Now we'll solve this linear system using the elimination method. We have equation 1: 2u plus 3v equals 7, and equation 2: u minus 4v equals negative 1. To eliminate u, we multiply equation 2 by 2, giving us 2u minus 8v equals negative 2. Now we subtract this new equation from equation 1. This gives us 11v equals 9, so v equals 9 over 11.
Now we substitute v equals 9 over 11 back into equation 2. We get u minus 4 times 9 over 11 equals negative 1. This simplifies to u minus 36 over 11 equals negative 1. Solving for u, we get u equals negative 1 plus 36 over 11, which equals 25 over 11. Now we convert back to x and y. Since u equals 1 over x, we have x equals 11 over 25. Since v equals 1 over y, we have y equals 11 over 9.
Let's verify our solution. We found x equals 11 over 25 and y equals 11 over 9. For equation 1, we substitute: 2 over x plus 3 over y becomes 2 times 25 over 11 plus 3 times 9 over 11, which equals 50 over 11 plus 27 over 11, giving us 77 over 11, which equals 7. This checks out. For equation 2, we get 25 over 11 minus 36 over 11, which equals negative 11 over 11, or negative 1. Both equations are satisfied, confirming our solution is correct.

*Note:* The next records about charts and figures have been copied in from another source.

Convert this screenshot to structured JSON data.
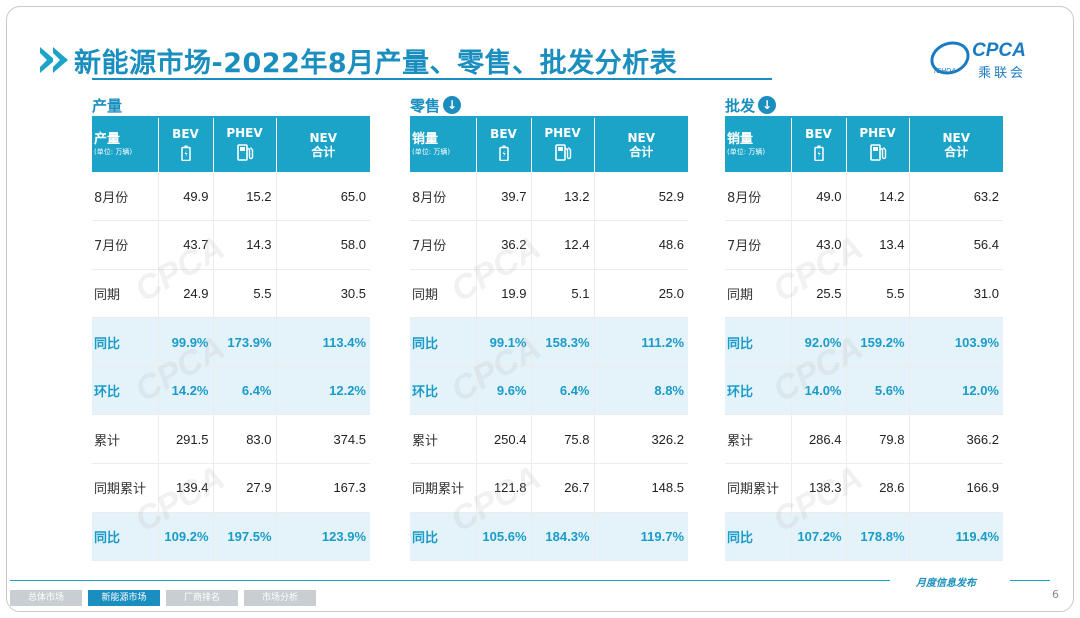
{
  "header": {
    "title": "新能源市场-2022年8月产量、零售、批发分析表"
  },
  "logo": {
    "text": "CPCA",
    "cn": "乘联会",
    "small": "ICHDA"
  },
  "icons": {
    "bev": "battery-icon",
    "phev": "fuel-pump-icon",
    "section_arrow": "arrow-down-circle-icon"
  },
  "colors": {
    "accent": "#1ba3c8",
    "highlight_text": "#1a9bc9",
    "highlight_bg": "#e4f3f9"
  },
  "column_labels": {
    "bev": "BEV",
    "phev": "PHEV",
    "nev_line1": "NEV",
    "nev_line2": "合计",
    "unit": "(单位: 万辆)"
  },
  "sections": [
    {
      "label": "产量",
      "row_header": "产量",
      "rows": [
        {
          "label": "8月份",
          "bev": "49.9",
          "phev": "15.2",
          "nev": "65.0",
          "highlight": false
        },
        {
          "label": "7月份",
          "bev": "43.7",
          "phev": "14.3",
          "nev": "58.0",
          "highlight": false
        },
        {
          "label": "同期",
          "bev": "24.9",
          "phev": "5.5",
          "nev": "30.5",
          "highlight": false
        },
        {
          "label": "同比",
          "bev": "99.9%",
          "phev": "173.9%",
          "nev": "113.4%",
          "highlight": true
        },
        {
          "label": "环比",
          "bev": "14.2%",
          "phev": "6.4%",
          "nev": "12.2%",
          "highlight": true
        },
        {
          "label": "累计",
          "bev": "291.5",
          "phev": "83.0",
          "nev": "374.5",
          "highlight": false
        },
        {
          "label": "同期累计",
          "bev": "139.4",
          "phev": "27.9",
          "nev": "167.3",
          "highlight": false
        },
        {
          "label": "同比",
          "bev": "109.2%",
          "phev": "197.5%",
          "nev": "123.9%",
          "highlight": true
        }
      ]
    },
    {
      "label": "零售",
      "row_header": "销量",
      "rows": [
        {
          "label": "8月份",
          "bev": "39.7",
          "phev": "13.2",
          "nev": "52.9",
          "highlight": false
        },
        {
          "label": "7月份",
          "bev": "36.2",
          "phev": "12.4",
          "nev": "48.6",
          "highlight": false
        },
        {
          "label": "同期",
          "bev": "19.9",
          "phev": "5.1",
          "nev": "25.0",
          "highlight": false
        },
        {
          "label": "同比",
          "bev": "99.1%",
          "phev": "158.3%",
          "nev": "111.2%",
          "highlight": true
        },
        {
          "label": "环比",
          "bev": "9.6%",
          "phev": "6.4%",
          "nev": "8.8%",
          "highlight": true
        },
        {
          "label": "累计",
          "bev": "250.4",
          "phev": "75.8",
          "nev": "326.2",
          "highlight": false
        },
        {
          "label": "同期累计",
          "bev": "121.8",
          "phev": "26.7",
          "nev": "148.5",
          "highlight": false
        },
        {
          "label": "同比",
          "bev": "105.6%",
          "phev": "184.3%",
          "nev": "119.7%",
          "highlight": true
        }
      ]
    },
    {
      "label": "批发",
      "row_header": "销量",
      "rows": [
        {
          "label": "8月份",
          "bev": "49.0",
          "phev": "14.2",
          "nev": "63.2",
          "highlight": false
        },
        {
          "label": "7月份",
          "bev": "43.0",
          "phev": "13.4",
          "nev": "56.4",
          "highlight": false
        },
        {
          "label": "同期",
          "bev": "25.5",
          "phev": "5.5",
          "nev": "31.0",
          "highlight": false
        },
        {
          "label": "同比",
          "bev": "92.0%",
          "phev": "159.2%",
          "nev": "103.9%",
          "highlight": true
        },
        {
          "label": "环比",
          "bev": "14.0%",
          "phev": "5.6%",
          "nev": "12.0%",
          "highlight": true
        },
        {
          "label": "累计",
          "bev": "286.4",
          "phev": "79.8",
          "nev": "366.2",
          "highlight": false
        },
        {
          "label": "同期累计",
          "bev": "138.3",
          "phev": "28.6",
          "nev": "166.9",
          "highlight": false
        },
        {
          "label": "同比",
          "bev": "107.2%",
          "phev": "178.8%",
          "nev": "119.4%",
          "highlight": true
        }
      ]
    }
  ],
  "footer": {
    "tabs": [
      "总体市场",
      "新能源市场",
      "厂商排名",
      "市场分析"
    ],
    "active_tab": 1,
    "text": "月度信息发布",
    "page_number": "6"
  }
}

We have successfully solved the system of equations. Our final answer is x equals 11 over 25 and y equals 11 over 9. To summarize our method: we used substitution to transform the fractional equations into a linear system, applied the elimination method to solve for the new variables, then converted back to find x and y. We verified our solution by substituting back into the original equations. In decimal form, x is approximately 0.44 and y is approximately 1.22. This substitution technique is very useful for solving systems with fractions or other complex expressions.